Plasticity Associated with Adoption of Social Roles in Clown Anemonefish

A central question in animal behavior is how individual phenotypes shape, and are shaped by, dominance hierarchies. Using clownfish ( Amphiprion percula ) as a model system, we investigated how individuals strategically modify their phenotype during hierarchy formation. We tested the overarching hypothesis that interactions among size- and age-matched rivals will lead to the emergence of social roles (dominant, subordinate, solitary), accompanied by divergence in four aspects of individual phenotypes: growth, feeding behavior, agonistic behaviors (aggression, submission), and gene expression. To test this, we created 30 replicates of juvenile clownfish, each comprising a size-matched pair housed together, and a solitary size-matched individual housed separately.
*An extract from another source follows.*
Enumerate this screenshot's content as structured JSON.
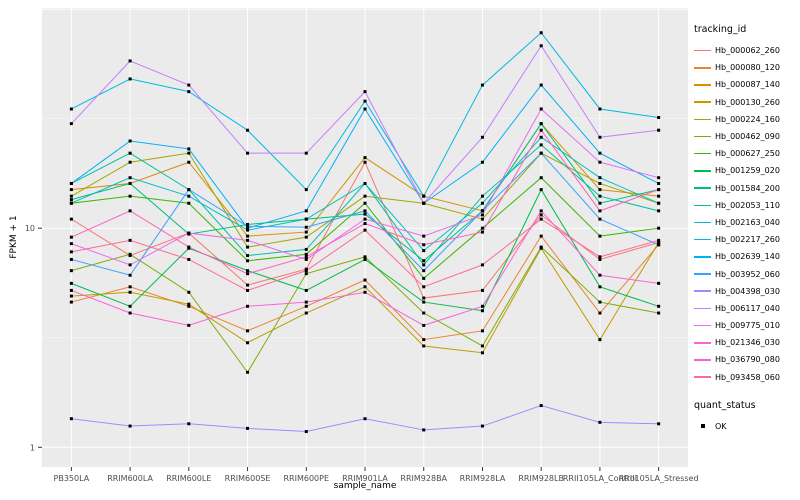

Our results show that an individual’s social context shapes its growth trajectory through coordinated changes in feeding behavior, agonistic behaviors, and gene expression. Individuals emerging as dominant within pairs grew twice as much compared to those emerging as subordinates, while subordinate and solitary individuals showed comparable growth. Initially, paired individuals consumed more food per capita than solitary individuals, but this difference declined as size hierarchies became established. Agonistic behaviors also decreased over time among paired individuals as size differences emerged. Transcriptomic analyses revealed upregulation of conserved vertebrate growth pathways and ossification related genes, and downregulation of satiety-associated genes, in dominant individuals compared to subordinates and solitaries. Here we link changes in gene expression with growth and feeding behavior regulation that underpin and reinforce social role differentiation during dominance hierarchy formation in clownfish. Our findings lay the foundation for a broader framework to explore the mechanisms underpinning strategic growth in social vertebrates.